The person shall remain nameless. Suffice it to say that there is a fair amount of contact between the two of us. We see each other rather frequently. The person has the opportunity to observe on at least a weekly basis what I do publicly as a pastor. I certainly don’t need affirmation from this person. But it would most definitely be a nice courtesy. Though there have been a myriad of opportunities to do so, not once has there ever been a word of affirmation directed toward me from my friend. In comparison to other people in my life it is a noticeable deficiency.
Do you know how that is? One small word of affirmation can make or break a day. For that matter, it can make or break a relationship. It really doesn’t take much at all. Even if it’s difficult to say something nice about a person to their face there is always something nice you can say. It is a common courtesy and something that seems to be lacking in much of our world today.
What this personal experience has taught me is that I want to be more affirming to the people around me. I know how it feels to be frequently around someone who seems to refuse to provide any kind of affirmation. I don’t want others to feel that way when they’re around me. There is incredible power in a simple affirmation. So I try my best to do the following things:
- Affirm the people in my profession. An affirmation from a peer is not just a common courtesy. It seems to be the kind of affirmation that holds a bit more weight. I always feel very good when I am affirmed by another pastor. So whenever I hear another pastor preach I try to find something specific about which I can affirm them. Then I say it.

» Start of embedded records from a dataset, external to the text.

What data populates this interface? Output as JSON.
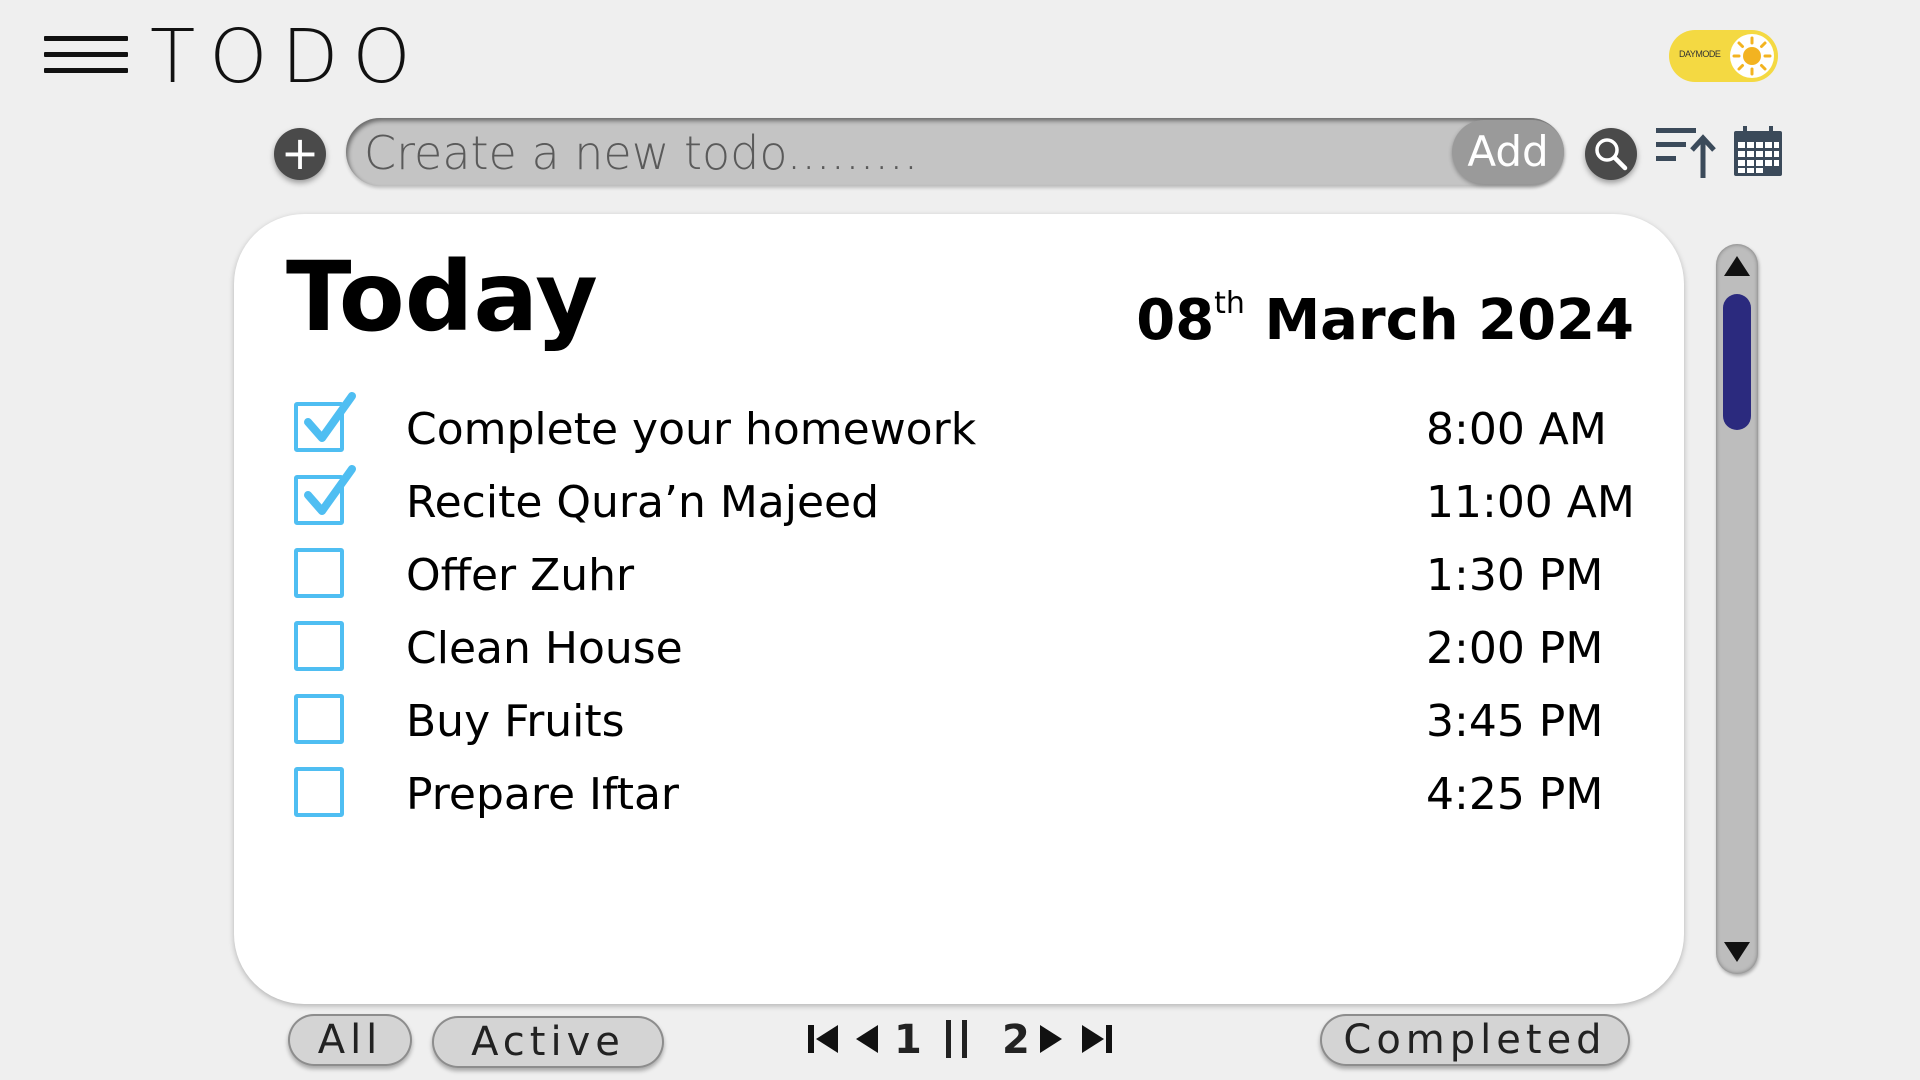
{
  "header": {
    "title": "TODO",
    "daymode_label": "DAYMODE"
  },
  "toolbar": {
    "input_placeholder": "Create a new todo.........",
    "add_label": "Add",
    "plus_glyph": "+"
  },
  "card": {
    "title": "Today",
    "date_day": "08",
    "date_suffix": "th",
    "date_rest": " March 2024",
    "tasks": [
      {
        "label": "Complete your homework",
        "time": "8:00 AM",
        "done": true
      },
      {
        "label": "Recite Qura’n Majeed",
        "time": "11:00 AM",
        "done": true
      },
      {
        "label": "Offer Zuhr",
        "time": "1:30 PM",
        "done": false
      },
      {
        "label": "Clean House",
        "time": "2:00 PM",
        "done": false
      },
      {
        "label": "Buy Fruits",
        "time": "3:45 PM",
        "done": false
      },
      {
        "label": "Prepare Iftar",
        "time": "4:25 PM",
        "done": false
      }
    ]
  },
  "filters": {
    "all": "All",
    "active": "Active",
    "completed": "Completed"
  },
  "pager": {
    "page_1": "1",
    "page_2": "2"
  },
  "icons": {
    "menu": "hamburger-menu-icon",
    "theme": "sun-icon",
    "add": "plus-icon",
    "search": "search-icon",
    "sort": "sort-ascending-icon",
    "calendar": "calendar-icon",
    "check": "check-icon"
  },
  "colors": {
    "accent_checkbox": "#4fbef2",
    "scroll_thumb": "#2b2a7e",
    "daymode_bg": "#f4d942",
    "background": "#efefef"
  }
}
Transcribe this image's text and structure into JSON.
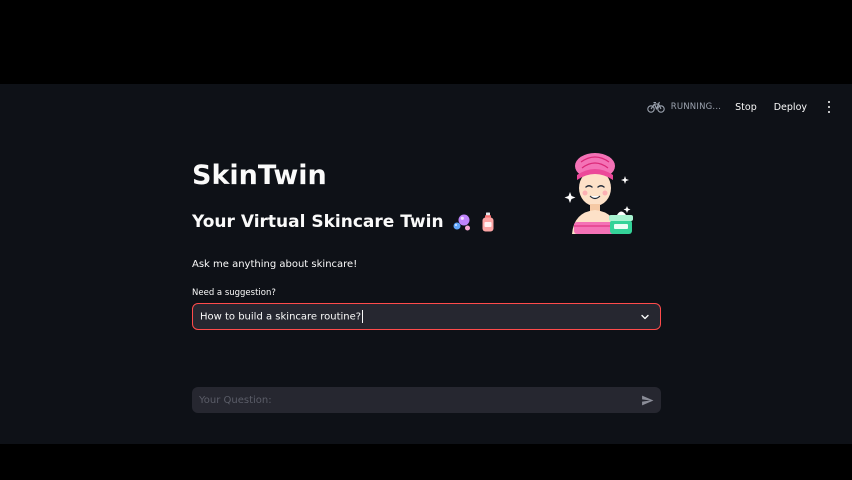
{
  "toolbar": {
    "status": "RUNNING...",
    "stop_label": "Stop",
    "deploy_label": "Deploy",
    "menu_icon": "more-vertical-icon",
    "status_icon": "bicycle-icon"
  },
  "page": {
    "title": "SkinTwin",
    "subtitle": "Your Virtual Skincare Twin",
    "subtitle_icons": [
      "soap-bubbles-icon",
      "lotion-bottle-icon"
    ],
    "intro": "Ask me anything about skincare!",
    "hero_icon": "face-mask-woman-icon"
  },
  "suggestion": {
    "label": "Need a suggestion?",
    "selected": "How to build a skincare routine?",
    "dropdown_icon": "chevron-down-icon"
  },
  "chat": {
    "placeholder": "Your Question:",
    "value": "",
    "send_icon": "send-icon"
  },
  "colors": {
    "background": "#0e1117",
    "surface": "#262730",
    "accent": "#ff4b4b",
    "text": "#fafafa"
  }
}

- Affirm my family. It’s so important to affirm those in one’s own family. In the case of children it boosts self-esteem. In the case of a spouse it creates greater trust and intimacy.
- Affirm my friends. Why would anyone want to be friends with someone who never recognizes accomplishments or positive qualities? You can certainly do so publicly. But another way is to send a real piece of first class mail to show how much you appreciate your friendship.
- Affirm those who work with me. Do you want your co-workers to work well with you and for you? Again, a little bit of affirmation goes a long way. I try to find opportunities to compliment my coworkers in front of other people. I want to recognize their fine work in as many ways as possible, as many times as possible.
- Affirm even those who don’t affirm me. There’s no excuse for failing to affirm someone even if they don’t affirm you. The Bible says something about “heaping burning coals” upon someone’s head. But it’s really about raising the level of common courtesy in general. I’ve done it with the person I mentioned at the top of this post, and it feels good to do so.
How do you affirm the people in your life?